I'm not intending to imply how "inhabiting" should be construed there. That's why I put it in quotes. I don't want to choose the word to describe the interaction of the two, and so to be tipping the scales artificially in my own favour. So I won't defend that coinage. You may choose a different one. The important point is only that consciousness is overruling physicality, in these cases. And that is not to be expected, were Materialism true.
Okay that's fine.

I don't share your interpretation of the theory of existence called materialism. Materialists don't usually deny that reason is better than unreason and that it can overrule unreason. Anyway I don't particularly like materialism I prefer dual aspect monism.
User avatar
Immanuel Can
Posts: 22257
Joined: Wed Sep 25, 2013 4:42 pm

Re: Do humans have a soul?

Post by Immanuel Can »

Belinda wrote: Sat Jun 01, 2019 3:16 pm I don't share your interpretation of the theory of existence called materialism.

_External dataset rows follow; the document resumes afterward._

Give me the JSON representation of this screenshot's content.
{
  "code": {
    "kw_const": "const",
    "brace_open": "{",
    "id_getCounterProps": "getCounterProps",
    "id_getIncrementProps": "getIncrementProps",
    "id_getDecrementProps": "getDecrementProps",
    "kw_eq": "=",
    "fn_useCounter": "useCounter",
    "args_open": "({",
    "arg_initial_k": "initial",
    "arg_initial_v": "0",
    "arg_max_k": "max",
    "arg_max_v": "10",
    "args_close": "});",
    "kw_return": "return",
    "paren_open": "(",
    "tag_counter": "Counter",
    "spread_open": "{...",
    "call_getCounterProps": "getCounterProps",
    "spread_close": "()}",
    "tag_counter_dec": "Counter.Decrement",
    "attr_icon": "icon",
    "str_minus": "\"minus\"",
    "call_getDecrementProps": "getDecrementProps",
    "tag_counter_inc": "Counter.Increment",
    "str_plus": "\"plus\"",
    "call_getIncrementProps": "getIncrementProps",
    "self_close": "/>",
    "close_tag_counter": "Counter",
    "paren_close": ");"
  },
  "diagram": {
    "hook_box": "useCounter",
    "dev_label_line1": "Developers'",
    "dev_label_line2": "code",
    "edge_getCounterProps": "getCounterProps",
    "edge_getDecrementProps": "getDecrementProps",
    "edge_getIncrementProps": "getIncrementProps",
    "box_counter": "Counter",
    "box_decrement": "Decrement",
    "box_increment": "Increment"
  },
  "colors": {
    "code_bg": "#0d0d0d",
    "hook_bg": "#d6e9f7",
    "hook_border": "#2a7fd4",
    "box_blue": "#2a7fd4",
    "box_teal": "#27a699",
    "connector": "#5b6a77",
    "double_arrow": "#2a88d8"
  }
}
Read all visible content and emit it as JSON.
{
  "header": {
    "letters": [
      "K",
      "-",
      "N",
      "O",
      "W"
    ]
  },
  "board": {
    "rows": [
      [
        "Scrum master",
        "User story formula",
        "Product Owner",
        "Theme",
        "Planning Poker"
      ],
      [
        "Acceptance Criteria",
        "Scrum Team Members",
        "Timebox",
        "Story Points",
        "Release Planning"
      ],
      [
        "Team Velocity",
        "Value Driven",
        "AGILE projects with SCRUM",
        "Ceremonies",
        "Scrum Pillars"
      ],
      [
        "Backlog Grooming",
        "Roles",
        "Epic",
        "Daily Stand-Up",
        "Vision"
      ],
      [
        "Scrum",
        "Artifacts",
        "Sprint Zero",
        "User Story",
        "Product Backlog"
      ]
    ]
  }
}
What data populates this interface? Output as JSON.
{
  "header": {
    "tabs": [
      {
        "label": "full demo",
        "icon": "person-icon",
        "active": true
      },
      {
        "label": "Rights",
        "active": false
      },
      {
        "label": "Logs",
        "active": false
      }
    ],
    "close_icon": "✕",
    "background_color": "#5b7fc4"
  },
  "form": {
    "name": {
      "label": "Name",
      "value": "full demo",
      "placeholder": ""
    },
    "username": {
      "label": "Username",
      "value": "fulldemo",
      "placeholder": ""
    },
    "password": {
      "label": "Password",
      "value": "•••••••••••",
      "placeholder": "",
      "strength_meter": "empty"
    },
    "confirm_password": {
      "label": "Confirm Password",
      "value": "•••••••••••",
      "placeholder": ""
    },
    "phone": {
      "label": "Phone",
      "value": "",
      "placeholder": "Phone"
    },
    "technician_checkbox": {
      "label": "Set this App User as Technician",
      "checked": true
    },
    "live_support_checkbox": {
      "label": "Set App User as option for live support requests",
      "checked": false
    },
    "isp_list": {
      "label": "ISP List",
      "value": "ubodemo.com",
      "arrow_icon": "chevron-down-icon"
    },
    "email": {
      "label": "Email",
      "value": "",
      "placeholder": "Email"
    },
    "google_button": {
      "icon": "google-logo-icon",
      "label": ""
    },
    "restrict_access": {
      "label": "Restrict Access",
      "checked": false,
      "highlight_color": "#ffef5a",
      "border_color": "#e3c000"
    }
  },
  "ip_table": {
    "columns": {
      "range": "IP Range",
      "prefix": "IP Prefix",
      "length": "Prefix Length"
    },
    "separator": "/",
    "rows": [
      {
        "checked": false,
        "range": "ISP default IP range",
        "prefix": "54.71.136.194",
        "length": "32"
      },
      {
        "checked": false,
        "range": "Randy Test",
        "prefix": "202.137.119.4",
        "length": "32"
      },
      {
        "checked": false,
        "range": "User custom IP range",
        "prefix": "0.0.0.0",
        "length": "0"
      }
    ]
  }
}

Materialists don't usually deny that reason is better than unreason and that it can overrule unreason.
I don't know where you got this idea from, honestly. I certainly never said it.
Belinda
Posts: 8034
Joined: Fri Aug 26, 2016 10:13 am

Re: Do humans have a soul?

Post by Belinda »

I quote Immanuel :

The important point is only that consciousness is overruling physicality, in these cases. And that is not to be expected, were Materialism true.
I replied materialists would usually agree reasoning is better than unreason.

How I got to that from what you actually wrote is "consciousness overruling physicality" does not make sense as it stands, all varieties of consciousness being physical. So I tried to interpret what you may have meant. I understand you would agree voluntary thoughts can cause behaviour in the body proper. If so I agree. I also understand you would agree voluntary thoughts cause behaviour in the brain-mind. By the latter I refer to habits of thought which tend to become persistent to the effect that what we call good thoughts can become habitual if persisted in ,
and what we may call bad thoughts become habitual if persisted in.

I claim in the name of prudence that good thoughts are reasoned thoughts.
User avatar
Immanuel Can
Posts: 22257
Joined: Wed Sep 25, 2013 4:42 pm

Re: Do humans have a soul?

Post by Immanuel Can »

Belinda wrote: Sat Jun 01, 2019 4:40 pm I quote Immanuel :

The important point is only that consciousness is overruling physicality, in these cases. And that is not to be expected, were Materialism true.
I replied materialists would usually agree reasoning is better than unreason.

How I got to that from what you actually wrote is "consciousness overruling physicality" does not make sense as it stands, all varieties of consciousness being physical.
That's assumptive on your side, not shown-to-be-true. I think it's wrong.
Belinda
Posts: 8034
Joined: Fri Aug 26, 2016 10:13 am

Re: Do humans have a soul?

Post by Belinda »

What's assumptive? That consciousness is physical?

There's sufficient evidence backed by sound theory that states of consciousness are physical states.
Immanuel, if you prefer Cartesian dualism, please just say so and we can conclude.